Je rentrais chez moi en traînant les pieds, en traînant tout court, même. Mon sous-lieutenant m’avait aimablement proposé de me déposer près de chez moi en bateau, j’avais refusé. Pas envie de faire la conversation. Pas après une journée comme ça. On avait retrouvé un corps ce matin. Assassiné à l’arme blanche, violemment, sauvagement, même. Et tout ce sang répandu sur les vieux pavés de la ruelle… Je savais d’ores et déjà que l’image du cadavre risquait de me poursuivre pendant un bout de temps. J’avais pourtant le cœur bien accroché, mais c’était le contraire qu’il aurait fallu pour pouvoir supporter sans ciller la vue d’un tel massacre : avoir perdu son cœur, quelque part entre deux enquêtes, entre deux homicides. Dieu merci, je n’en étais pas encore là.
Déambuler de nuit dans les rues –alors presque calmes- de ma ville avait le mérite de m’apaiser. La vie était moche, Venise était mortellement belle, et la lune était magnifique. Au final, on ne s’en tirait pas trop mal.
La sensation d’une présence furtive dans mon dos m’a interrompu dans mes pensées –qui commençaient de toute façon à devenir un peu trop abstraites.

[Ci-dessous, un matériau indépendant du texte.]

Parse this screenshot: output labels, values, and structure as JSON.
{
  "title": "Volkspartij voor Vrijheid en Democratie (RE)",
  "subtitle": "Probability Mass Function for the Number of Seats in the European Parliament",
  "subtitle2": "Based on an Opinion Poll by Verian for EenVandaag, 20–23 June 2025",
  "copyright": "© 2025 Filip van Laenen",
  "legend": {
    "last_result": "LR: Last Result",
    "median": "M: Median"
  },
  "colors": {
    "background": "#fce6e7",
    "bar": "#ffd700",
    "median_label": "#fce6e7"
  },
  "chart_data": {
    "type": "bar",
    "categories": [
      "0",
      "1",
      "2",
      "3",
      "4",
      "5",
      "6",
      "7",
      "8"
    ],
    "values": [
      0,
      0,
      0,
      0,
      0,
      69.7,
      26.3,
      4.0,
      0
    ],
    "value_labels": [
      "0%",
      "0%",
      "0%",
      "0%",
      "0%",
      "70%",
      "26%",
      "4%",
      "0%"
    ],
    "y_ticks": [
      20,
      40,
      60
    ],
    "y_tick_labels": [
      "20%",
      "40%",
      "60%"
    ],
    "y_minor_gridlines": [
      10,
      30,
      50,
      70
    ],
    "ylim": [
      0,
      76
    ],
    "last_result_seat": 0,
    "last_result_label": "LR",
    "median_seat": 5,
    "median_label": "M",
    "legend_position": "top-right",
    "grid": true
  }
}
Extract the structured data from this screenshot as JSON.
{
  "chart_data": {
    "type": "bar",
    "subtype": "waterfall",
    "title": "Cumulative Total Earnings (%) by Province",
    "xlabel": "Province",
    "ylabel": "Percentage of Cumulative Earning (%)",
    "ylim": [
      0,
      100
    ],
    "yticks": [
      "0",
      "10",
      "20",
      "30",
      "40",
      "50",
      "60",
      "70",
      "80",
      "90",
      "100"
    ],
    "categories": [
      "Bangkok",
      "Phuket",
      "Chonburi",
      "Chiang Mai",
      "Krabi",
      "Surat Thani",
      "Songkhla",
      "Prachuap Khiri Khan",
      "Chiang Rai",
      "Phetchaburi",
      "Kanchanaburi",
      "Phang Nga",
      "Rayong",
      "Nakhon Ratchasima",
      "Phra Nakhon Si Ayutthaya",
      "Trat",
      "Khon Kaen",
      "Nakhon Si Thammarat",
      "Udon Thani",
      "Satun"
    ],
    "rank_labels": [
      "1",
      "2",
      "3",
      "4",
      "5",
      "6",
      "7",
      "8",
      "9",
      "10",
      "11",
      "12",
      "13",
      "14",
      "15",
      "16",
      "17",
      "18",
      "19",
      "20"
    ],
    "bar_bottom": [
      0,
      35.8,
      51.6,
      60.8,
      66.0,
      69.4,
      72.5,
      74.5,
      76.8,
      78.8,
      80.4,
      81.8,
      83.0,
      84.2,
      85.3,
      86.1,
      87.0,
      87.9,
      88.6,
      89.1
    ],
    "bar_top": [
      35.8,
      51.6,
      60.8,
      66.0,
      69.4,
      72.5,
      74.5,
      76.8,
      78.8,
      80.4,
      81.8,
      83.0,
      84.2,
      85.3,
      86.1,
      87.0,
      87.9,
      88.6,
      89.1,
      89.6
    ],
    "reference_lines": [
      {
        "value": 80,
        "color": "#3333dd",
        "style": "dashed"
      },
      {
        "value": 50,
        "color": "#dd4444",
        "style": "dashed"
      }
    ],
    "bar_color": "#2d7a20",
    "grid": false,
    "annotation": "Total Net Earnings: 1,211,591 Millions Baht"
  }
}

Décharge d’adrénaline tandis que mon cœur ratait un battement. J’ai senti des mains sur mes côtes avant d’avoir pu me retourner. La mienne s’est automatiquement tendue en direction de mon pistolet, bien qu’une partie de mon esprit soit parfaitement consciente que si l’assaillant était armé, il aurait le temps de me trancher la jugulaire avant même que je n’aie dégainé.
« Cleeeeeeeliiiaaaa. »
Tout mon corps s’est relâché dans un tremblement nerveux. Angelo. Cet imbécile m’avait fait frôler l’infarctus !
« Huhuh, tu fais quoi ici ? Pourquoi tu m'as pas dit que tu allais être là ! Ça aurait évité que je me retrouve seul tu sais. »
Je me suis accordée deux secondes pour reprendre contenance, intervalle qu’il a mis à profit pour se placer devant moi, non sans m’avoir déposé un rapide baiser sur la joue. Je lui ai retourné un regard furibond pour le principe, mais le cœur n’y était pas. Le soulagement de savoir que je n’allais pas me faire vulgairement assassiner au beau milieu du quai le plus fréquenté de la ville m’empêchait de me mettre réellement en rogne, sans parler de son sourire d’angelot et de son joyeux babillage.
« On n’a pas idée de surprendre les gens par derrière comme ça, Angel’. ai-je grommelé. Je suis armée, je te signale. Imagine si j’avais eu un mauvais réflexe ! »
Inutile de préciser que le réflexe, pour le coup, avait été méchamment tardif. Inutile de préciser à quel point j’avais eu peur, aussi. L’incident –aussi mineur soit-il- me faisait réaliser à quel point je pouvais être vulnérable, en dépit de mon Sig Sauer et de mes 150 heures de formation en self-défense et sport de combat.
« Je rentre tout juste du boulot, je pouvais pas savoir que tu serais là à traîner, toi aussi. ai-je continué dans un haussement d’épaule, en réponse à sa question. Mais tu as un problème avec le fait d’être seul ? Je suis pourtant le genre de personne dont la fréquentation a tendance à vous faire réaliser à quel point la solitude peut être appréciable, tu ne trouves pas ? »
J’ai retenu un sourire à cette idée. Croyez-le ou non, je tirais une certaine fierté de ma réputation de casse-pied professionnelle. Elle avait le mérite de faire le tri parmi mes connaissances. Seules restaient ceux et celles qui avaient un réel intérêt –et éventuellement un certaine affection- pour moi. Et en un sens, je leur étais reconnaissante de me supporter, moi et mon sale caractère. Cela s’appliquait à Angelo, même si je n’avais aucune idée de ce que ce charmant crétin trouvait d’attrayant dans ma compagnie.
J’ai esquissé quelques pas : puisqu’on avait l’air parti pour une petite discussion, autant le faire en marchant – j’avais une sainte horreur de l’immobilité.
« N’empêche, tu peux être drôlement discret, quand tu veux, Angel’. » Ai-je lancé sans trop réfléchir, revenant sans la mentionner sur la frayeur qu’il m’avait occasionnée. J’ai continué, sur un ton léger, pas sérieuse pour un sou. « Tu pourrais assassiner quelqu’un sans trop de problème… »
J’ai laissé échapper un rire bref, n’ayant aucune idée de combien la phrase que je venais de prononcer négligemment était vraie.